We found that serum samples with higher [K+]s also contained higher creatinine concentrations and urea nitrogen concentrations. Similar to our findings were those from Liu et al., who observed a positive correlation between azotemia (creatinine and urea nitrogen levels) and [K+]s [17]. It is possible that noncompliance with PD therapy, which would be reflected by more azotemia, caused hyperkalemia. It is also possible that larger muscle mass or greater protein intake contributed to hyperkalemia. It has been demonstrated that skeletal muscle content of potassium is greater in PD patients than in control patients with normal renal function [21]. A carefully performed metabolic study in 8 chronic PD patients demonstrated that increasing daily dietary protein intake from 0.98 to 1.44 g/kg resulted in positive nitrogen balance and positive potassium balance [22]. We did not find that hyperkalemia-only patients were younger than hypokalemia-only patients, with youth a putative marker of larger muscle mass.

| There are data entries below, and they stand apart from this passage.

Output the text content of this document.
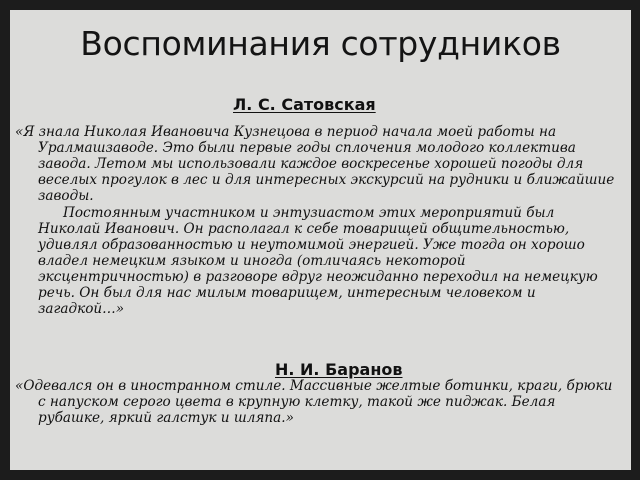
Воспоминания сотрудников

Л. С. Сатовская

«Я знала Николая Ивановича Кузнецова в период начала моей работы на Уралмашзаводе. Это были первые годы сплочения молодого коллектива завода. Летом мы использовали каждое воскресенье хорошей погоды для веселых прогулок в лес и для интересных экскурсий на рудники и ближайшие заводы.

Постоянным участником и энтузиастом этих мероприятий был Николай Иванович. Он располагал к себе товарищей общительностью, удивлял образованностью и неутомимой энергией. Уже тогда он хорошо владел немецким языком и иногда (отличаясь некоторой эксцентричностью) в разговоре вдруг неожиданно переходил на немецкую речь. Он был для нас милым товарищем, интересным человеком и загадкой…»

Н. И. Баранов

«Одевался он в иностранном стиле. Массивные желтые ботинки, краги, брюки с напуском серого цвета в крупную клетку, такой же пиджак. Белая рубашке, яркий галстук и шляпа.»
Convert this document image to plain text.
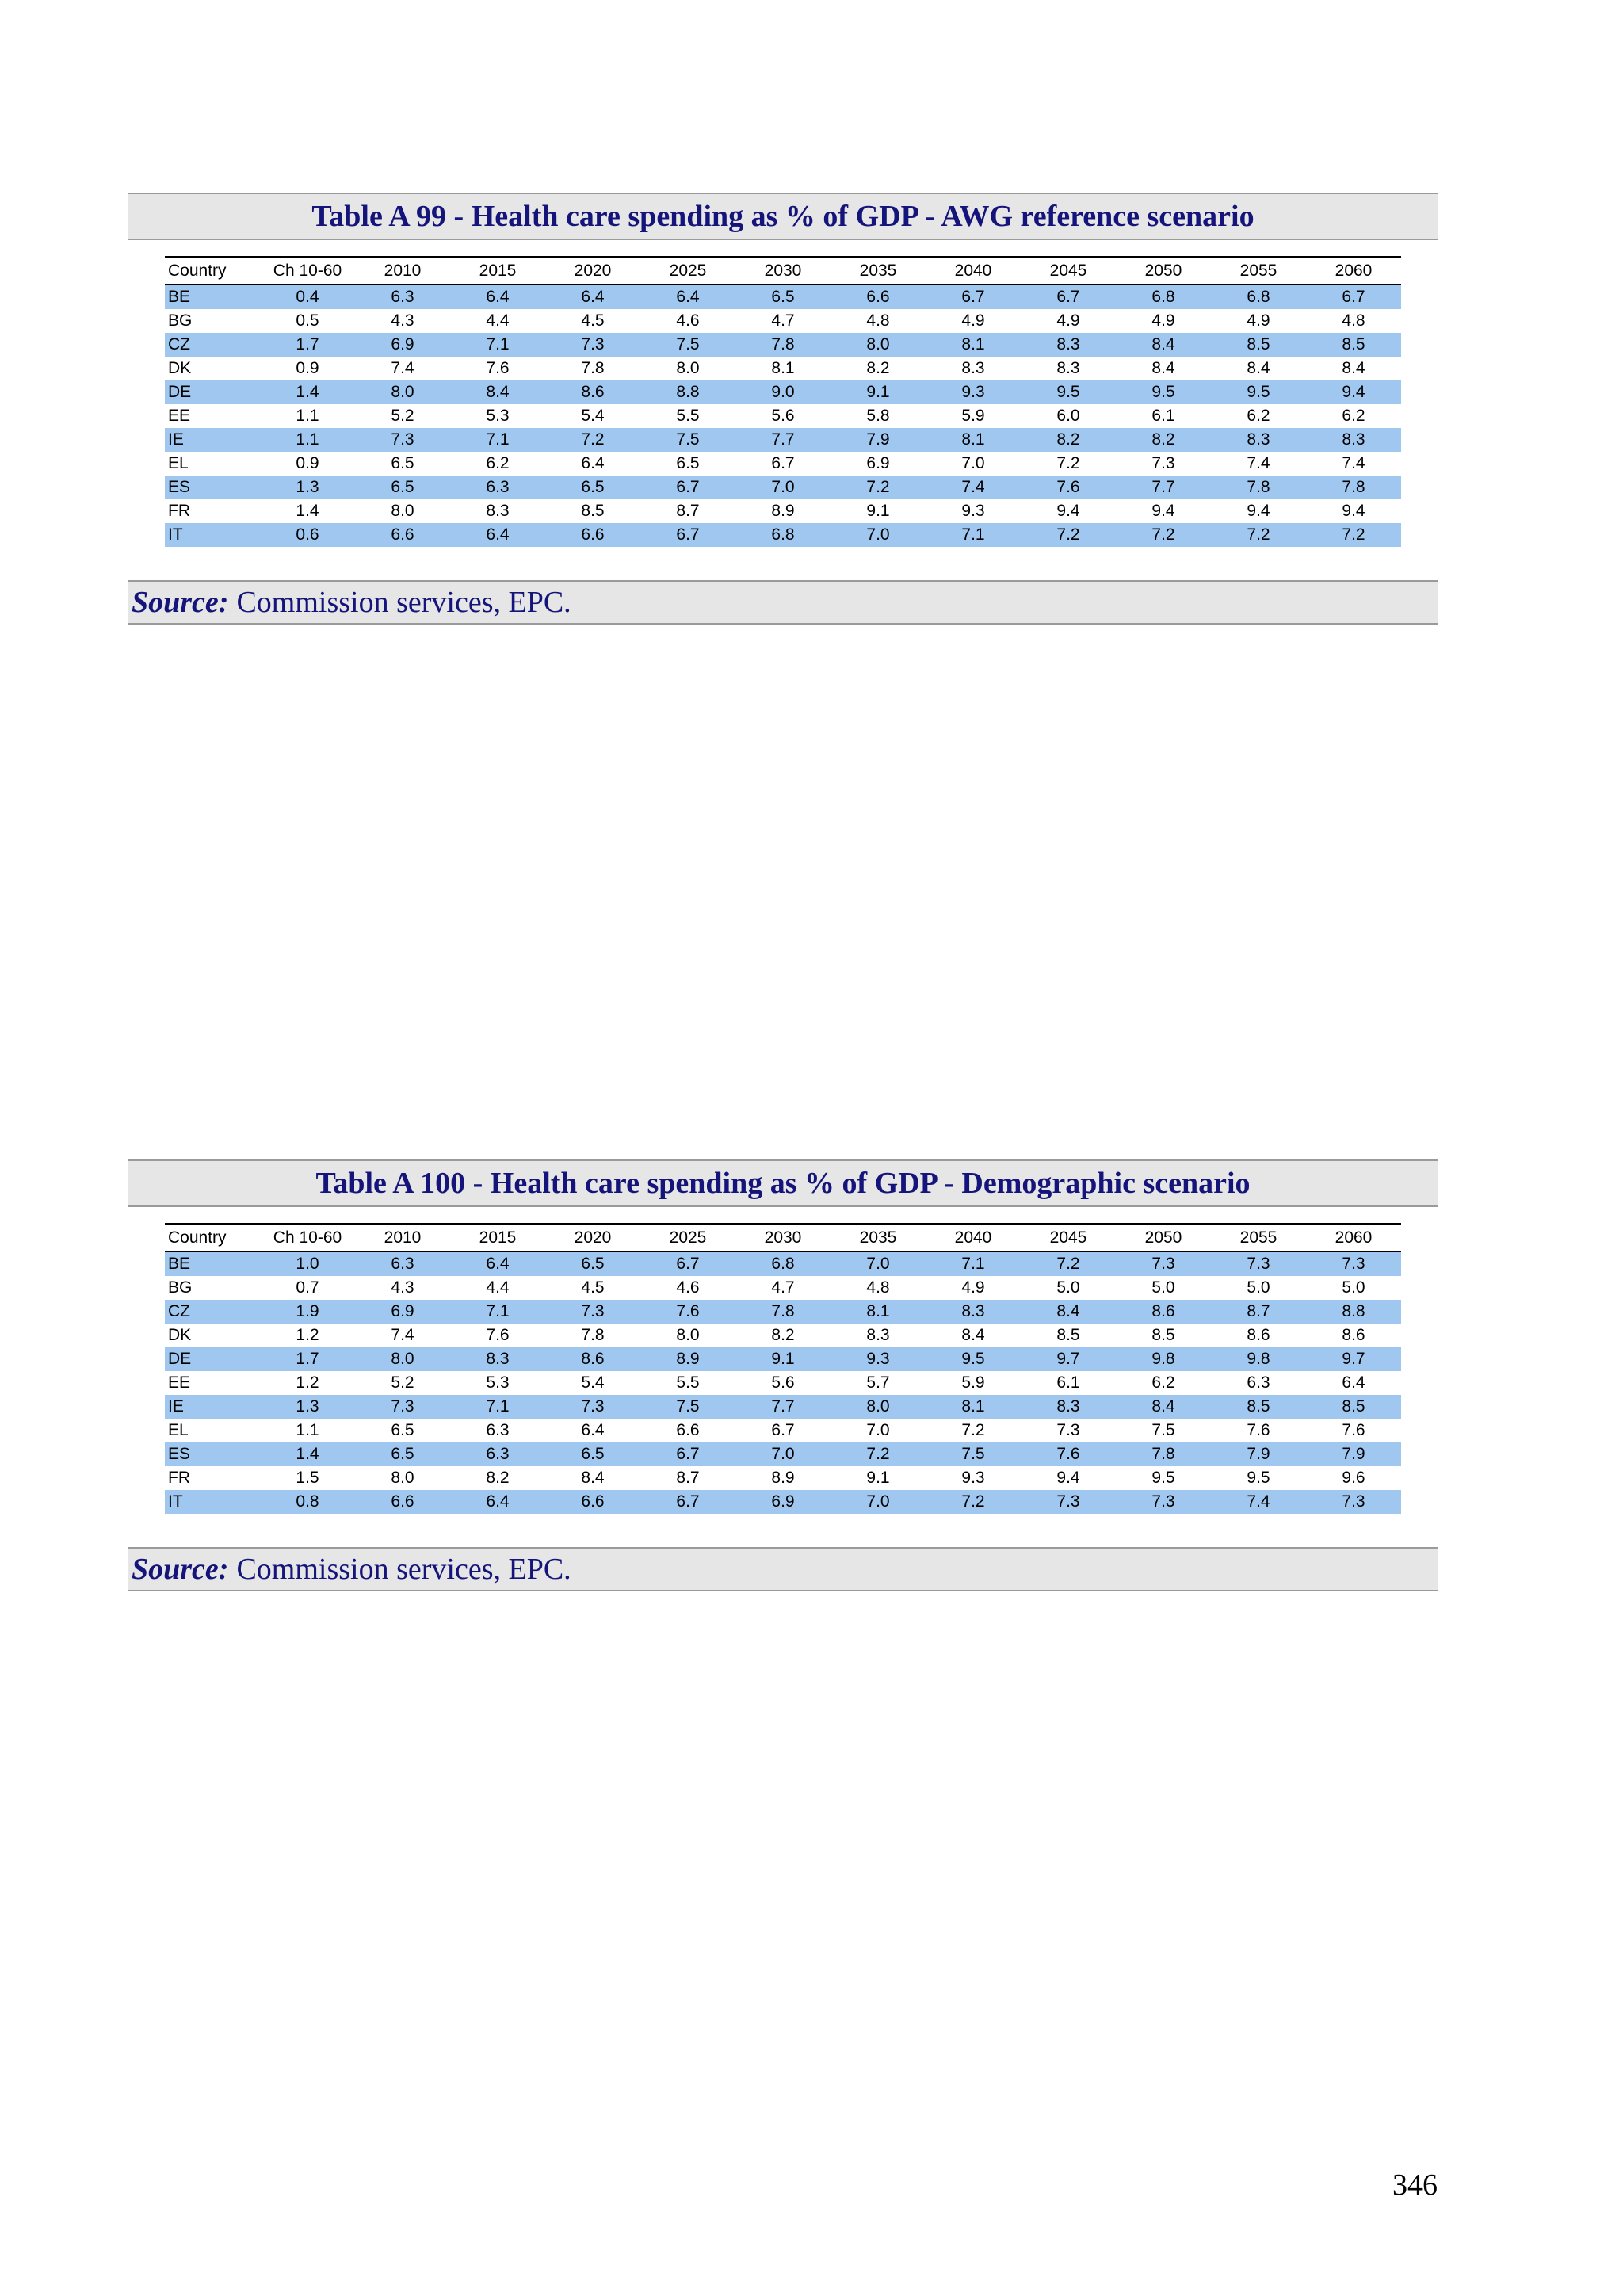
Table A 99 - Health care spending as % of GDP - AWG reference scenario
Country	Ch 10-60	2010	2015	2020	2025	2030	2035	2040	2045	2050	2055	2060
BE	0.4	6.3	6.4	6.4	6.4	6.5	6.6	6.7	6.7	6.8	6.8	6.7
BG	0.5	4.3	4.4	4.5	4.6	4.7	4.8	4.9	4.9	4.9	4.9	4.8
CZ	1.7	6.9	7.1	7.3	7.5	7.8	8.0	8.1	8.3	8.4	8.5	8.5
DK	0.9	7.4	7.6	7.8	8.0	8.1	8.2	8.3	8.3	8.4	8.4	8.4
DE	1.4	8.0	8.4	8.6	8.8	9.0	9.1	9.3	9.5	9.5	9.5	9.4
EE	1.1	5.2	5.3	5.4	5.5	5.6	5.8	5.9	6.0	6.1	6.2	6.2
IE	1.1	7.3	7.1	7.2	7.5	7.7	7.9	8.1	8.2	8.2	8.3	8.3
EL	0.9	6.5	6.2	6.4	6.5	6.7	6.9	7.0	7.2	7.3	7.4	7.4
ES	1.3	6.5	6.3	6.5	6.7	7.0	7.2	7.4	7.6	7.7	7.8	7.8
FR	1.4	8.0	8.3	8.5	8.7	8.9	9.1	9.3	9.4	9.4	9.4	9.4
IT	0.6	6.6	6.4	6.6	6.7	6.8	7.0	7.1	7.2	7.2	7.2	7.2
Source: Commission services, EPC.
Table A 100 - Health care spending as % of GDP - Demographic scenario
Country	Ch 10-60	2010	2015	2020	2025	2030	2035	2040	2045	2050	2055	2060
BE	1.0	6.3	6.4	6.5	6.7	6.8	7.0	7.1	7.2	7.3	7.3	7.3
BG	0.7	4.3	4.4	4.5	4.6	4.7	4.8	4.9	5.0	5.0	5.0	5.0
CZ	1.9	6.9	7.1	7.3	7.6	7.8	8.1	8.3	8.4	8.6	8.7	8.8
DK	1.2	7.4	7.6	7.8	8.0	8.2	8.3	8.4	8.5	8.5	8.6	8.6
DE	1.7	8.0	8.3	8.6	8.9	9.1	9.3	9.5	9.7	9.8	9.8	9.7
EE	1.2	5.2	5.3	5.4	5.5	5.6	5.7	5.9	6.1	6.2	6.3	6.4
IE	1.3	7.3	7.1	7.3	7.5	7.7	8.0	8.1	8.3	8.4	8.5	8.5
EL	1.1	6.5	6.3	6.4	6.6	6.7	7.0	7.2	7.3	7.5	7.6	7.6
ES	1.4	6.5	6.3	6.5	6.7	7.0	7.2	7.5	7.6	7.8	7.9	7.9
FR	1.5	8.0	8.2	8.4	8.7	8.9	9.1	9.3	9.4	9.5	9.5	9.6
IT	0.8	6.6	6.4	6.6	6.7	6.9	7.0	7.2	7.3	7.3	7.4	7.3
Source: Commission services, EPC.
346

Although we did not find an association between medications that interrupt the renin-angiotensin-aldosterone system and hyperkalemia, this association has been investigated by others. In a prospective study of 21 normokalemic PD patients, treatment for 4 weeks with an angiotensin converting enzyme inhibitor or angiotensin receptor blocker did not change [K+]s from baseline [23]. Similarly, in an observational study of 636 stable PD patients, use of angiotensin converting enzyme inhibitors or angiotensin receptor blockers was not associated with higher [K+]s [24]. In contrast, higher [K+]s were associated with use of angiotensin converting enzyme inhibitors in a cross-sectional study of 32 PD patients, independent of residual renal function, and the authors postulated that angiotensin converting enzyme inhibitors limited the movement of potassium from the blood to the peritoneal fluid [11].

Limitations of our study

The small number of patients is a limitation of our study, as is the smaller number in the sub-groups, for example, ‘hypokalemia only’ and ‘hyperkalemia only.’ However, the total number of serum samples (> 750) obtained from the 33 patients is not small. Thus, the strength of this study is the large number of serum samples and the longitudinal nature of the study.

Summary

This topic is clinically relevant, since mortality in chronic PD patients was reported to be 50% greater with hypokalemia (< 3.5 meq/l) or hyperkalemia (> 5.5 meq/l) compared to the normal range of [K+]s, between 3.5 and 5.5 meq/l [14]. In addition, variability of [K+]s in chronic PD patients also results in increased in cardiovascular mortality [25]. We observed [K+]s variability in 32% of our patients (Figure 2), who were hypokalemic in some months and hyperkalemic in others. Therefore, outcomes should be better if [K+]s is maintained in the normal range. Based upon our results and those from the literature mentioned above, maneuvers to prevent or reverse hyperkalemia might include: (1) ensuring that all prescribed PD is performed by the patients, which could be facilitated by newer PD cyclers that send PD performance to the Home Program telemetrically; (2) adding a daytime dwell(s) to nighttime cycles so that there will be less time with an empty peritoneum for hyperkalemia to develop: (3) following closely the [K+]s if a high-potassium diet is prescribed to avoid the common onset of hypokalemia; and (4) adding oral sodium bicarbonate therapy to prevent or correct metabolic acidosis, transfer of potassium from the intracellular space to the serum, and resulting hyperkalemia.